Porsche Confirms 911 Speedster As the 991 Series' Last Hurrah
Introduced over the summer as a way of showcasing Porsche’s digitized rendering capabilities, the 911 Speedster Concept appeared in the flesh at the Paris Auto Show this week. It won’t remain a concept for much longer. With the 991 Series on its way out, Porsche has decided to make the Speedster its swan song, putting it into limited production early next year.
Styled to evoke nostalgia for the hunch-backed 356, the new Speedster is said to be limited to just 1,948 examples — a reference to the original model’s birth year.

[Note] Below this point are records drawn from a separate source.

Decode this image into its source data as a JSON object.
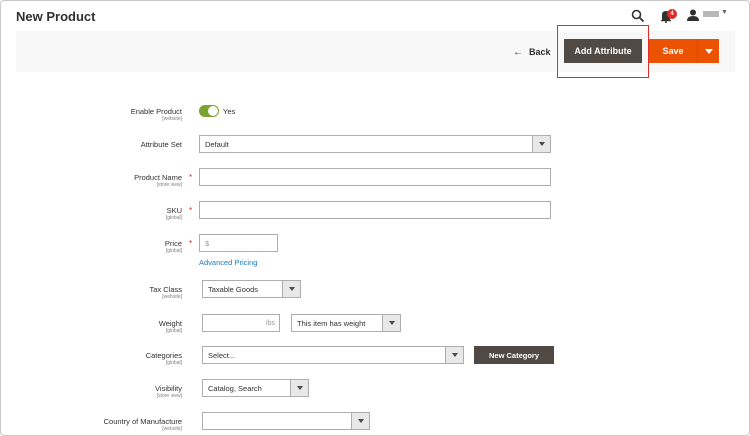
{
  "header": {
    "title": "New Product",
    "notifications_count": "4",
    "icons": [
      "search-icon",
      "bell-icon",
      "user-icon"
    ]
  },
  "toolbar": {
    "back_label": "Back",
    "add_attribute_label": "Add Attribute",
    "save_label": "Save"
  },
  "form": {
    "enable_product": {
      "label": "Enable Product",
      "scope": "[website]",
      "value": "Yes"
    },
    "attribute_set": {
      "label": "Attribute Set",
      "value": "Default"
    },
    "product_name": {
      "label": "Product Name",
      "scope": "[store view]",
      "value": ""
    },
    "sku": {
      "label": "SKU",
      "scope": "[global]",
      "value": ""
    },
    "price": {
      "label": "Price",
      "scope": "[global]",
      "currency": "$",
      "value": "",
      "advanced_link": "Advanced Pricing"
    },
    "tax_class": {
      "label": "Tax Class",
      "scope": "[website]",
      "value": "Taxable Goods"
    },
    "weight": {
      "label": "Weight",
      "scope": "[global]",
      "value": "",
      "unit": "lbs",
      "has_weight": "This item has weight"
    },
    "categories": {
      "label": "Categories",
      "scope": "[global]",
      "value": "Select...",
      "new_category_label": "New Category"
    },
    "visibility": {
      "label": "Visibility",
      "scope": "[store view]",
      "value": "Catalog, Search"
    },
    "country_of_manufacture": {
      "label": "Country of Manufacture",
      "scope": "[website]",
      "value": ""
    }
  },
  "colors": {
    "primary_button": "#514943",
    "save_button": "#eb5202",
    "highlight": "#e02b27",
    "toggle_on": "#79a22e",
    "link": "#1979c3"
  }
}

It would have been a colossal surprise, had AutoGuide not previously located a VIN decoder guide that included the model. But we’re still happy to see Porsche running the ball all the way to the end zone.
Based on the 911 Carrera 4 Cabriolet, the two-seat Speedster comes with a unique back half and replaces the Carrera’s fenders, hood, and trunk lid with carbon fiber. The windshield is lowered, while the side windows have shrunk. Rain protection is provided via a very small tonneau cover that has to be snapped into place manually. We suppose Porsche felt a traditional convertible would have been too heavy or it simply didn’t want to bother designing one for this particular concept.
Details on the production model are slim. We’d expect it to keep the same overall shape and unique side mirrors, although maybe not the same talbot-style units found on this one. However, the red-tinted running lights and centrally mounted fuel cap might take a hike come production time.
All Porsche is willing to confirm is that the Speedster will go into production with a naturally aspirated flat-six and manual transmission as standard. The concept was said to produce 500 horsepower with a 9,000-rpm redline, but the automaker says the production model should be able to do a little better. With that kind of output, everyone seems to be in agreement that it will probably borrow the mighty 4.0-liter from the GT3.
Expect details to emerge over the next couple of months, followed by a pricing announcement that will leave you shrugging as all hope of driving one evaporates.